Doğa Taşınamaz, Ekosistem Yerinden Edilemez

Güncelleme Tarihi July, 02 2025

Önümüzdeki haftalarda Meclis Genel Kurulu’na gelmesi beklenen ve kamuoyunda “Zeytin Yasası” olarak bilinen yasa teklifi, yalnızca zeytinlikleri değil, korunan alanları, meraları ve ormanları da imara ve madencilik faaliyetlerine açma riski taşıyor. Komisyon görüşmeleri sırasında, maden faaliyetleri için sökülecek zeytin ağaçlarının taşınabileceği argümanı gündeme getirildi. Gerçekte, zeytinliklerin taşınabileceği iddiası, ekosistemlerin bütünlüğünü ve işlevini göz ardı eden, ekolojik yıkımın üzerini örtmeye yönelik bir argümandan ibarettir.
 Zeytinliklerin Sağladığı Ekosistem Hizmetleri ve Mekansallık

Bir zeytin ağacını ya da bir zeytinliği bulunduğu alandan çıkardığınızda, o bölge yalnızca ağaçları değil, kendisine zeytinlikler tarafından sunulan tüm ekosistem hizmetlerini de telafisi olmayacak bir şekilde kaybeder. 
Ekosistem hizmetleri doğrudan ve dolaylı olarak insan yaşamını destekleyen hayati işlevlerdir ve mekana özgüdür. Gıda gibi bazı ürünler başka bölgelerden tedarik edilebilir ya da taşınabilir. Ancak temiz hava, suyun düzenlenmesi, karbonun tutulması, toprak koruma, mikroiklimin sağlanması ve biyolojik çeşitlilik gibi ekosistem hizmetleri bir başka yerden “tedarik” edilemez. Zeytinliklerin sökülmesiyle birlikte, söz konusu hizmetlerin neredeyse tamamı o mekânda sona erer ve o bölgede yaşayan tüm canlılar bu hizmetlerden mahrum kalır.
  • Düzenleyici hizmetler: Hava kalitesinin iyileştirilmesi, karbon tutumu, su döngüsünün düzenlenmesi, toprak erozyonunun önlenmesi, mikroiklimin dengelenmesi.
     
  • Destekleyici hizmetler: Toprak oluşumu, besin döngüsü, tozlaşma ve biyolojik çeşitliliğin sürdürülmesi.
     
  • Kültürel hizmetler: Yerel kültür, gelenek, peyzaj ve turizm değerleri.
     
  • Temel hizmetler: Tarımsal üretim, yem, odun dışı ürünler ve hayvancılık için otlak sağlanması.
Nereye, Nasıl Taşınacak?

Taşınan zeytin ağaçlarının nereye taşınacağı da ayrı ve çok önemli bir sorun teşkil eder.
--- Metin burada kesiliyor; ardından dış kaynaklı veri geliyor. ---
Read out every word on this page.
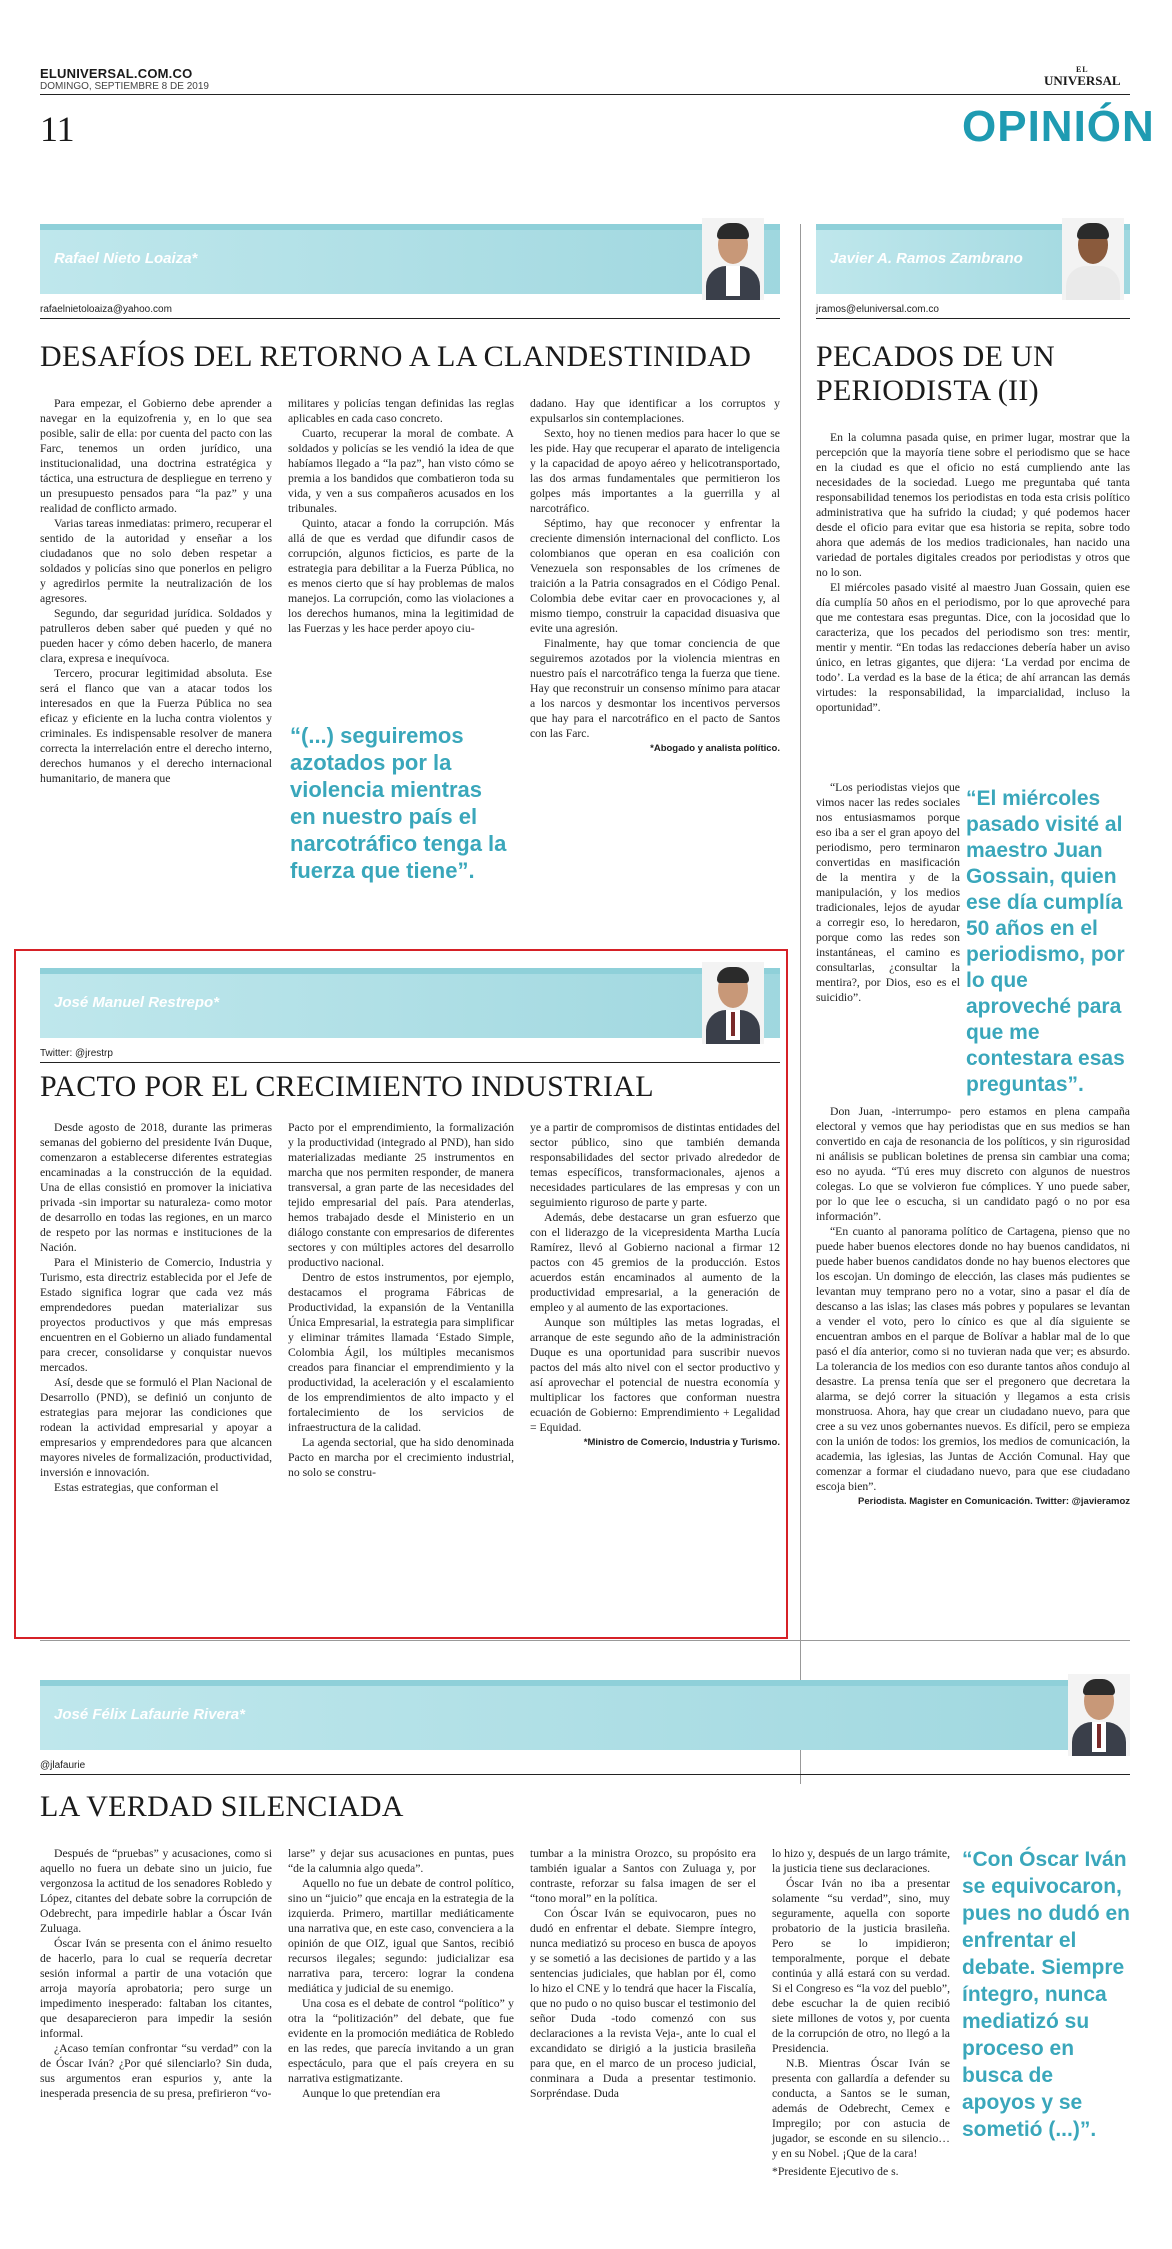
ELUNIVERSAL.COM.CO
DOMINGO, SEPTIEMBRE 8 DE 2019
EL
UNIVERSAL
11	OPINIÓN
Rafael Nieto Loaiza*
rafaelnietoloaiza@yahoo.com
DESAFÍOS DEL RETORNO A LA CLANDESTINIDAD

Para empezar, el Gobierno debe aprender a navegar en la equizofrenia y, en lo que sea posible, salir de ella: por cuenta del pacto con las Farc, tenemos un orden jurídico, una institucionalidad, una doctrina estratégica y táctica, una estructura de despliegue en terreno y un presupuesto pensados para “la paz” y una realidad de conflicto armado.

Varias tareas inmediatas: primero, recuperar el sentido de la autoridad y enseñar a los ciudadanos que no solo deben respetar a soldados y policías sino que ponerlos en peligro y agredirlos permite la neutralización de los agresores.

Segundo, dar seguridad jurídica. Soldados y patrulleros deben saber qué pueden y qué no pueden hacer y cómo deben hacerlo, de manera clara, expresa e inequívoca.

Tercero, procurar legitimidad absoluta. Ese será el flanco que van a atacar todos los interesados en que la Fuerza Pública no sea eficaz y eficiente en la lucha contra violentos y criminales. Es indispensable resolver de manera correcta la interrelación entre el derecho interno, derechos humanos y el derecho internacional humanitario, de manera que

militares y policías tengan definidas las reglas aplicables en cada caso concreto.

Cuarto, recuperar la moral de combate. A soldados y policías se les vendió la idea de que habíamos llegado a “la paz”, han visto cómo se premia a los bandidos que combatieron toda su vida, y ven a sus compañeros acusados en los tribunales.

Quinto, atacar a fondo la corrupción. Más allá de que es verdad que difundir casos de corrupción, algunos ficticios, es parte de la estrategia para debilitar a la Fuerza Pública, no es menos cierto que sí hay problemas de malos manejos. La corrupción, como las violaciones a los derechos humanos, mina la legitimidad de las Fuerzas y les hace perder apoyo ciu-

“(...) seguiremos azotados por la violencia mientras en nuestro país el narcotráfico tenga la fuerza que tiene”.

dadano. Hay que identificar a los corruptos y expulsarlos sin contemplaciones.

Sexto, hoy no tienen medios para hacer lo que se les pide. Hay que recuperar el aparato de inteligencia y la capacidad de apoyo aéreo y helicotransportado, las dos armas fundamentales que permitieron los golpes más importantes a la guerrilla y al narcotráfico.

Séptimo, hay que reconocer y enfrentar la creciente dimensión internacional del conflicto. Los colombianos que operan en esa coalición con Venezuela son responsables de los crímenes de traición a la Patria consagrados en el Código Penal. Colombia debe evitar caer en provocaciones y, al mismo tiempo, construir la capacidad disuasiva que evite una agresión.

Finalmente, hay que tomar conciencia de que seguiremos azotados por la violencia mientras en nuestro país el narcotráfico tenga la fuerza que tiene. Hay que reconstruir un consenso mínimo para atacar a los narcos y desmontar los incentivos perversos que hay para el narcotráfico en el pacto de Santos con las Farc.

*Abogado y analista político.
Javier A. Ramos Zambrano
jramos@eluniversal.com.co
PECADOS DE UN PERIODISTA (II)

En la columna pasada quise, en primer lugar, mostrar que la percepción que la mayoría tiene sobre el periodismo que se hace en la ciudad es que el oficio no está cumpliendo ante las necesidades de la sociedad. Luego me preguntaba qué tanta responsabilidad tenemos los periodistas en toda esta crisis político administrativa que ha sufrido la ciudad; y qué podemos hacer desde el oficio para evitar que esa historia se repita, sobre todo ahora que además de los medios tradicionales, han nacido una variedad de portales digitales creados por periodistas y otros que no lo son.

El miércoles pasado visité al maestro Juan Gossain, quien ese día cumplía 50 años en el periodismo, por lo que aproveché para que me contestara esas preguntas. Dice, con la jocosidad que lo caracteriza, que los pecados del periodismo son tres: mentir, mentir y mentir. “En todas las redacciones debería haber un aviso único, en letras gigantes, que dijera: ‘La verdad por encima de todo’. La verdad es la base de la ética; de ahí arrancan las demás virtudes: la responsabilidad, la imparcialidad, incluso la oportunidad”.

“Los periodistas viejos que vimos nacer las redes sociales nos entusiasmamos porque eso iba a ser el gran apoyo del periodismo, pero terminaron convertidas en masificación de la mentira y de la manipulación, y los medios tradicionales, lejos de ayudar a corregir eso, lo heredaron, porque como las redes son instantáneas, el camino es consultarlas, ¿consultar la mentira?, por Dios, eso es el suicidio”.

“El miércoles pasado visité al maestro Juan Gossain, quien ese día cumplía 50 años en el periodismo, por lo que aproveché para que me contestara esas preguntas”.

Don Juan, -interrumpo- pero estamos en plena campaña electoral y vemos que hay periodistas que en sus medios se han convertido en caja de resonancia de los políticos, y sin rigurosidad ni análisis se publican boletines de prensa sin cambiar una coma; eso no ayuda. “Tú eres muy discreto con algunos de nuestros colegas. Lo que se volvieron fue cómplices. Y uno puede saber, por lo que lee o escucha, si un candidato pagó o no por esa información”.

“En cuanto al panorama político de Cartagena, pienso que no puede haber buenos electores donde no hay buenos candidatos, ni puede haber buenos candidatos donde no hay buenos electores que los escojan. Un domingo de elección, las clases más pudientes se levantan muy temprano pero no a votar, sino a pasar el día de descanso a las islas; las clases más pobres y populares se levantan a vender el voto, pero lo cínico es que al día siguiente se encuentran ambos en el parque de Bolívar a hablar mal de lo que pasó el día anterior, como si no tuvieran nada que ver; es absurdo. La tolerancia de los medios con eso durante tantos años condujo al desastre. La prensa tenía que ser el pregonero que decretara la alarma, se dejó correr la situación y llegamos a esta crisis monstruosa. Ahora, hay que crear un ciudadano nuevo, para que cree a su vez unos gobernantes nuevos. Es difícil, pero se empieza con la unión de todos: los gremios, los medios de comunicación, la academia, las iglesias, las Juntas de Acción Comunal. Hay que comenzar a formar el ciudadano nuevo, para que ese ciudadano escoja bien”.

Periodista. Magister en Comunicación. Twitter: @javieramoz
José Manuel Restrepo*
Twitter: @jrestrp
PACTO POR EL CRECIMIENTO INDUSTRIAL

Desde agosto de 2018, durante las primeras semanas del gobierno del presidente Iván Duque, comenzaron a establecerse diferentes estrategias encaminadas a la construcción de la equidad. Una de ellas consistió en promover la iniciativa privada -sin importar su naturaleza- como motor de desarrollo en todas las regiones, en un marco de respeto por las normas e instituciones de la Nación.

Para el Ministerio de Comercio, Industria y Turismo, esta directriz establecida por el Jefe de Estado significa lograr que cada vez más emprendedores puedan materializar sus proyectos productivos y que más empresas encuentren en el Gobierno un aliado fundamental para crecer, consolidarse y conquistar nuevos mercados.

Así, desde que se formuló el Plan Nacional de Desarrollo (PND), se definió un conjunto de estrategias para mejorar las condiciones que rodean la actividad empresarial y apoyar a empresarios y emprendedores para que alcancen mayores niveles de formalización, productividad, inversión e innovación.

Estas estrategias, que conforman el

Pacto por el emprendimiento, la formalización y la productividad (integrado al PND), han sido materializadas mediante 25 instrumentos en marcha que nos permiten responder, de manera transversal, a gran parte de las necesidades del tejido empresarial del país. Para atenderlas, hemos trabajado desde el Ministerio en un diálogo constante con empresarios de diferentes sectores y con múltiples actores del desarrollo productivo nacional.

Dentro de estos instrumentos, por ejemplo, destacamos el programa Fábricas de Productividad, la expansión de la Ventanilla Única Empresarial, la estrategia para simplificar y eliminar trámites llamada ‘Estado Simple, Colombia Ágil, los múltiples mecanismos creados para financiar el emprendimiento y la productividad, la aceleración y el escalamiento de los emprendimientos de alto impacto y el fortalecimiento de los servicios de infraestructura de la calidad.

La agenda sectorial, que ha sido denominada Pacto en marcha por el crecimiento industrial, no solo se constru-

ye a partir de compromisos de distintas entidades del sector público, sino que también demanda responsabilidades del sector privado alrededor de temas específicos, transformacionales, ajenos a necesidades particulares de las empresas y con un seguimiento riguroso de parte y parte.

Además, debe destacarse un gran esfuerzo que con el liderazgo de la vicepresidenta Martha Lucía Ramírez, llevó al Gobierno nacional a firmar 12 pactos con 45 gremios de la producción. Estos acuerdos están encaminados al aumento de la productividad empresarial, a la generación de empleo y al aumento de las exportaciones.

Aunque son múltiples las metas logradas, el arranque de este segundo año de la administración Duque es una oportunidad para suscribir nuevos pactos del más alto nivel con el sector productivo y así aprovechar el potencial de nuestra economía y multiplicar los factores que conforman nuestra ecuación de Gobierno: Emprendimiento + Legalidad = Equidad.

*Ministro de Comercio, Industria y Turismo.
José Félix Lafaurie Rivera*
@jlafaurie
LA VERDAD SILENCIADA

Después de “pruebas” y acusaciones, como si aquello no fuera un debate sino un juicio, fue vergonzosa la actitud de los senadores Robledo y López, citantes del debate sobre la corrupción de Odebrecht, para impedirle hablar a Óscar Iván Zuluaga.

Óscar Iván se presenta con el ánimo resuelto de hacerlo, para lo cual se requería decretar sesión informal a partir de una votación que arroja mayoría aprobatoria; pero surge un impedimento inesperado: faltaban los citantes, que desaparecieron para impedir la sesión informal.

¿Acaso temían confrontar “su verdad” con la de Óscar Iván? ¿Por qué silenciarlo? Sin duda, sus argumentos eran espurios y, ante la inesperada presencia de su presa, prefirieron “vo-

larse” y dejar sus acusaciones en puntas, pues “de la calumnia algo queda”.

Aquello no fue un debate de control político, sino un “juicio” que encaja en la estrategia de la izquierda. Primero, martillar mediáticamente una narrativa que, en este caso, convenciera a la opinión de que OIZ, igual que Santos, recibió recursos ilegales; segundo: judicializar esa narrativa para, tercero: lograr la condena mediática y judicial de su enemigo.

Una cosa es el debate de control “político” y otra la “politización” del debate, que fue evidente en la promoción mediática de Robledo en las redes, que parecía invitando a un gran espectáculo, para que el país creyera en su narrativa estigmatizante.

Aunque lo que pretendían era

tumbar a la ministra Orozco, su propósito era también igualar a Santos con Zuluaga y, por contraste, reforzar su falsa imagen de ser el “tono moral” en la política.

Con Óscar Iván se equivocaron, pues no dudó en enfrentar el debate. Siempre íntegro, nunca mediatizó su proceso en busca de apoyos y se sometió a las decisiones de partido y a las sentencias judiciales, que hablan por él, como lo hizo el CNE y lo tendrá que hacer la Fiscalía, que no pudo o no quiso buscar el testimonio del señor Duda -todo comenzó con sus declaraciones a la revista Veja-, ante lo cual el excandidato se dirigió a la justicia brasileña para que, en el marco de un proceso judicial, conminara a Duda a presentar testimonio. Sorpréndase. Duda

lo hizo y, después de un largo trámite, la justicia tiene sus declaraciones.

Óscar Iván no iba a presentar solamente “su verdad”, sino, muy seguramente, aquella con soporte probatorio de la justicia brasileña. Pero se lo impidieron; temporalmente, porque el debate continúa y allá estará con su verdad. Si el Congreso es “la voz del pueblo”, debe escuchar la de quien recibió siete millones de votos y, por cuenta de la corrupción de otro, no llegó a la Presidencia.

N.B. Mientras Óscar Iván se presenta con gallardía a defender su conducta, a Santos se le suman, además de Odebrecht, Cemex e Impregilo; por con astucia de jugador, se esconde en su silencio… y en su Nobel. ¡Que de la cara!

*Presidente Ejecutivo de s.
“Con Óscar Iván se equivocaron, pues no dudó en enfrentar el debate. Siempre íntegro, nunca mediatizó su proceso en busca de apoyos y se sometió (...)”.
Uygun yeni alan bulmak zordur ve taşınan ağaçlar, yeni ekosistemde mevcut dengeyi bozabilir. 
  • Arazi Kullanımı: Türkiye’de tarım arazileri, meralar ve doğal alanlar zaten baskı altındayken, yeni bir zeytinlik alanı yaratmak için yeterli ve uygun arazi bulmak gerçekçi değildir.
  • Maliyet ve Zaman: Yüzlerce, binlerce ağacın taşınması son derece maliyetli ve zahmetli bir süreçtir. Bu süreçte ağaçların zarar görme, tutmama ve verim kaybı yaşama olasılığı yüksektir.
Yeni Ekosistemlerin Oluşması

Bir zeytin ağacını başka bir alana taşımak uygun teknikler ve koşullar sağlandığında özellikle genç zeytin ağaçları için teknik olarak mümkün olsa da, bu işlem yalnızca bireysel ağacın biyolojik olarak yaşamasını hedefler. Oysa, zeytinliğin sunduğu ekosistem hizmetleri, taşındığı yerde yeniden oluşmaz; çünkü bu hizmetler, ağacın çevresiyle kurduğu uzun süreli ve karmaşık ilişkiler sayesinde ortaya çıkar. Ayrıca, taşınan zeytin ağaçlarının yeni yerlerinde eski verim ve işlevlerine ulaşmaları yıllar alabilir ve çoğu zaman tamamen mümkün olmayabilir.

Sonuç

Ekosistem hizmetleri, bir alanın canlı ve cansız tüm bileşenlerinin uzun yıllar boyunca oluşturduğu doğal bir dengeyle mümkündür. Zeytin ağaçlarının taşınması, bu hizmetlerin ve doğal döngülerin sürdürülebilirliğini sağlayamaz. Doğa taşınamaz, ekosistem yerinden edilemez; ekosistem hizmetlerinin devamı için alanların yerinde korunması zorunludur.

Notlar

Ekosistem Nedir?
Ekosistem, belirli bir alandaki canlı (biyotik) varlıklar ile cansız (abiyotik) çevresel unsurlar arasında madde döngüsü ve enerji akışı temelli etkileşimlerin gerçekleştiği dinamik bir sistemdir. Bu sistemler; üreticiler (bitkiler), tüketiciler (hayvanlar) ve ayrıştırıcılardan (mikroorganizmalar ve mantarlar) oluşan bir trofik yapı içerisinde işlev görür. Ekosistemler açık sistemlerdir; çevreleriyle sürekli enerji ve madde alışverişinde bulunurlar. Ekosistem kavramı, sadece bileşenlerin varlığıyla değil, aynı zamanda bu bileşenler arasındaki ilişkiler, geri besleme mekanizmaları ve kararlılık durumları ile tanımlanır.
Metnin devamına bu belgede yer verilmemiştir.